The problem with the Manic Pixie Dream Girl is that they aren’t quite crazy enough to obviously be fake; everybody knows Summer’s car is never going to transform into a giant ninja robot, but it’s much easier to believe Summer herself might exist. But even if one were to believe that Summer were a real person, they’re still not taking anything she says at face value. She is a person with her own opinions, like when she decided she no longer wanted to date Tom. Just because her opinions on The Smiths match up with Tom’s doesn’t give him good reason to hate her when her other opinions don’t. It’s always possible that she liked The Queen is Dead more than she ever liked him.

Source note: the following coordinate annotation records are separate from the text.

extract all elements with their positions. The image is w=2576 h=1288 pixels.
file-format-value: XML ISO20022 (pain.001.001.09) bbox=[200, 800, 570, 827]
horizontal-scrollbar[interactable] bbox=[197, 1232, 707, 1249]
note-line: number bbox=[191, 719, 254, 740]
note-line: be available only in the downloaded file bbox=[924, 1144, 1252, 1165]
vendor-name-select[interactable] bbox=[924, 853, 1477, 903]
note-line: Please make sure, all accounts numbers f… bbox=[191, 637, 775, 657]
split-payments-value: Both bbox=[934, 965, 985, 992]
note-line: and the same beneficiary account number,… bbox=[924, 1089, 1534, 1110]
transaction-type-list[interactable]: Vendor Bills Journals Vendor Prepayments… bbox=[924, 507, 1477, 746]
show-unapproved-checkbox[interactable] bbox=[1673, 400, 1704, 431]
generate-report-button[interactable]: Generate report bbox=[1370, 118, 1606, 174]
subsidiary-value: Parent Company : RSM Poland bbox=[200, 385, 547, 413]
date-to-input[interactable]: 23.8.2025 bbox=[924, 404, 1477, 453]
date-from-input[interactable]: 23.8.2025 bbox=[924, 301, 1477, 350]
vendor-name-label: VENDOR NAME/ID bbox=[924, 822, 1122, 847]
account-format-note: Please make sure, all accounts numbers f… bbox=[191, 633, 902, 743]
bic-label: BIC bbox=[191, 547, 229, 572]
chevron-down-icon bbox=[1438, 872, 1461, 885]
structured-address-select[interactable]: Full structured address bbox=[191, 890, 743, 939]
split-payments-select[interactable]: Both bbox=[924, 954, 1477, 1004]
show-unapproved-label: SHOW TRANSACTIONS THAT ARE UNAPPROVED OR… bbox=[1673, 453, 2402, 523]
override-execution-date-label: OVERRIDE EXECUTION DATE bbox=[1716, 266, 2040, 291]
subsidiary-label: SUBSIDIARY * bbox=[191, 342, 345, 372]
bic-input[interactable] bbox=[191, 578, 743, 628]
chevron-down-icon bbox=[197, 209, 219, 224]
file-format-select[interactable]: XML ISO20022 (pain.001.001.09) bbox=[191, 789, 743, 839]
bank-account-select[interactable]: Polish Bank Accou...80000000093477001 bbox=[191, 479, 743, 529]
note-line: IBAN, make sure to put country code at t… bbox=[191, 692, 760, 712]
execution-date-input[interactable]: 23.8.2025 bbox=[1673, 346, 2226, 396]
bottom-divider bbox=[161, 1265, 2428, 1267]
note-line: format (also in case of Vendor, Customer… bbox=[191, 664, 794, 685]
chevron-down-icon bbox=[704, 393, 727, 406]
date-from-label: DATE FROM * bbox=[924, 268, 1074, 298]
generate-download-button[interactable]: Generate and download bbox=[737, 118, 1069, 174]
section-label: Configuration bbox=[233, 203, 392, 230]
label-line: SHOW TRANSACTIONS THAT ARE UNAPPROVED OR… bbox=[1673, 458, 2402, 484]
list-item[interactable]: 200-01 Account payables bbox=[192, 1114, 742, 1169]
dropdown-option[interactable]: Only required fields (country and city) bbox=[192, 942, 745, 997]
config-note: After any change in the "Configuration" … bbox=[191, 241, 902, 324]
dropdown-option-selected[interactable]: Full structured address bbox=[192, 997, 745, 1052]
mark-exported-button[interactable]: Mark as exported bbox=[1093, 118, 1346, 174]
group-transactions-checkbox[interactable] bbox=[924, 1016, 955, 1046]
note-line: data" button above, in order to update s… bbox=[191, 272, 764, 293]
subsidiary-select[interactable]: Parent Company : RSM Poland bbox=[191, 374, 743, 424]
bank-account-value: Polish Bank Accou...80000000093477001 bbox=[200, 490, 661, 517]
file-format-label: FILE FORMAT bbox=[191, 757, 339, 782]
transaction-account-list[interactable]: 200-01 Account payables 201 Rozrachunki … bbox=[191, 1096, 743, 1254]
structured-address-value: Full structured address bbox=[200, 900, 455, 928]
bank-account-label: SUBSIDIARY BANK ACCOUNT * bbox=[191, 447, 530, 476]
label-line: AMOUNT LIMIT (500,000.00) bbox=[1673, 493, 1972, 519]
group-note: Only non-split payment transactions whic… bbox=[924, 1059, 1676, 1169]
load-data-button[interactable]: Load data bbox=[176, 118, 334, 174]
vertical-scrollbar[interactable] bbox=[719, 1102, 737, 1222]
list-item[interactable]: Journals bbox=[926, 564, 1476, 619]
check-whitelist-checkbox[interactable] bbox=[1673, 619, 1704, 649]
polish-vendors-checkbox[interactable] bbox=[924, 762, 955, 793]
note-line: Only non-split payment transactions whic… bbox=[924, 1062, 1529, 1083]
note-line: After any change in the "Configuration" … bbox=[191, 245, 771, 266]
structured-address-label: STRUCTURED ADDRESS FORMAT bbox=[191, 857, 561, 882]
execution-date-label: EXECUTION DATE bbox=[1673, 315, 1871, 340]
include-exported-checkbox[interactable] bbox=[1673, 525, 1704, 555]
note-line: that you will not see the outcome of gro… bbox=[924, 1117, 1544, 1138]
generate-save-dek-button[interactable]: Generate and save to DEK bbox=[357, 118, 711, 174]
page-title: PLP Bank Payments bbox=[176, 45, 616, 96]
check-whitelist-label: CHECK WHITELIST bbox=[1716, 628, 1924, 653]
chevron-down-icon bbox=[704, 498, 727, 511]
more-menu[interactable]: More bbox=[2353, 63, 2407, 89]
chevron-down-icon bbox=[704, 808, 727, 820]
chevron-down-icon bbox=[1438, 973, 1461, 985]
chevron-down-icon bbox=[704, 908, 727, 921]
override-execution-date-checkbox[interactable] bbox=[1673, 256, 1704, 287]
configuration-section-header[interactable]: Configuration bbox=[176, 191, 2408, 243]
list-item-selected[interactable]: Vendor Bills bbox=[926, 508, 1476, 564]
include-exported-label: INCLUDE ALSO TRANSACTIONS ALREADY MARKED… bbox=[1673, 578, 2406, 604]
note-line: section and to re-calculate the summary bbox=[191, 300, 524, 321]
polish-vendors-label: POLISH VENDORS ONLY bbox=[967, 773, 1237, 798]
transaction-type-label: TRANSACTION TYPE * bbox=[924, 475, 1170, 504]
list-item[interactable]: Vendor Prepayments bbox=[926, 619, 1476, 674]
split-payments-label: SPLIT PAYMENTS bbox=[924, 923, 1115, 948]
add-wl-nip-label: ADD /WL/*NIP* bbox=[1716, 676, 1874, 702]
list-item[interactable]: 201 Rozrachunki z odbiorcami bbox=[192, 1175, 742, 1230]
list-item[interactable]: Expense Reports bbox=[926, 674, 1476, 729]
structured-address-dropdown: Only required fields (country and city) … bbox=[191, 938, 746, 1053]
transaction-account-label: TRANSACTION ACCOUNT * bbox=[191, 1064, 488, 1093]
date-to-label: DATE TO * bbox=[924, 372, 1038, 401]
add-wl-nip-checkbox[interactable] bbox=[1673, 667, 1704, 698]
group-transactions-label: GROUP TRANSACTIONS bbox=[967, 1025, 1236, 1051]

When the topic of Zooey Deschanel comes up in conversation, I usually tend to exclaim something along the lines of, “I love Zooey!” at Bumblebee-esque levels, not unlike many of the people reading this would. I clearly don’t love Deschanel, though. I’ve never met her, nor will I ever, and for reasons that are obvious, one can’t actually be in love with somebody they have never met. So what we’re saying when we say we love Zooey Deschanel is that we love a girl that is impossibly cute, who we imagine has similar interests as us, and who we gather will never be weirded out by the fact that we’re kind of obsessed with media. The only reason we’ll allow ourselves to think the last two points about Deschanel, however, is because we know never meeting her means we’ll never have to be proven wrong.

I recently discovered that Zooey Deschanel is 31 years old. I have no idea why this shocks me, for I have been consciously appreciating her work for nearly a decade, but it does. She just seems like she should be permanently in her twenties… Deschanel seems forever twentysomething, even if she’s entirely too cool to shop at Forever 21. She’s not stuck at the age I feel she should be though, or the age we feel she should be. Deschanel is a human being, and human beings age. She’s not a mythical creature designed to help us define our lives, just like no human ever should be.

As a generation, we are fairly liquid. We’re onto the new thing quicker than makes sense, simply because we want to beat everybody else there… with the exception of our collective infatuation with Deschanel. Almost all of us like her, and in some sort of way aspire to be with her. For some of us, this has been going on for close to a decade, and probably no less than the run of 30 Rock for the rest of us. But Zooey Deschanel is still ahead of us all: she beat us to thirty. It’s totally possible, if not likely, that she is a legitimate grown-up person who reads a newspaper instead of Pitchfork while she drinks her morning tea. She might know your favourite band exists, although maybe only their most notable song. She has her own favourite musicians to spend her time thinking about. Her own music, even. Deschanel has her own tastes, just like everybody else we actually get to meet does. The only way her, or anybody else’s, tastes will ever end up aligning perfectly with ours is when we write them a role in our screenplay, not when we try to structure our life around cinematic tropes. That will only end in painful, uncomfortable disaster. But until we figure that out, we’ll be constantly chasing something that doesn’t exist.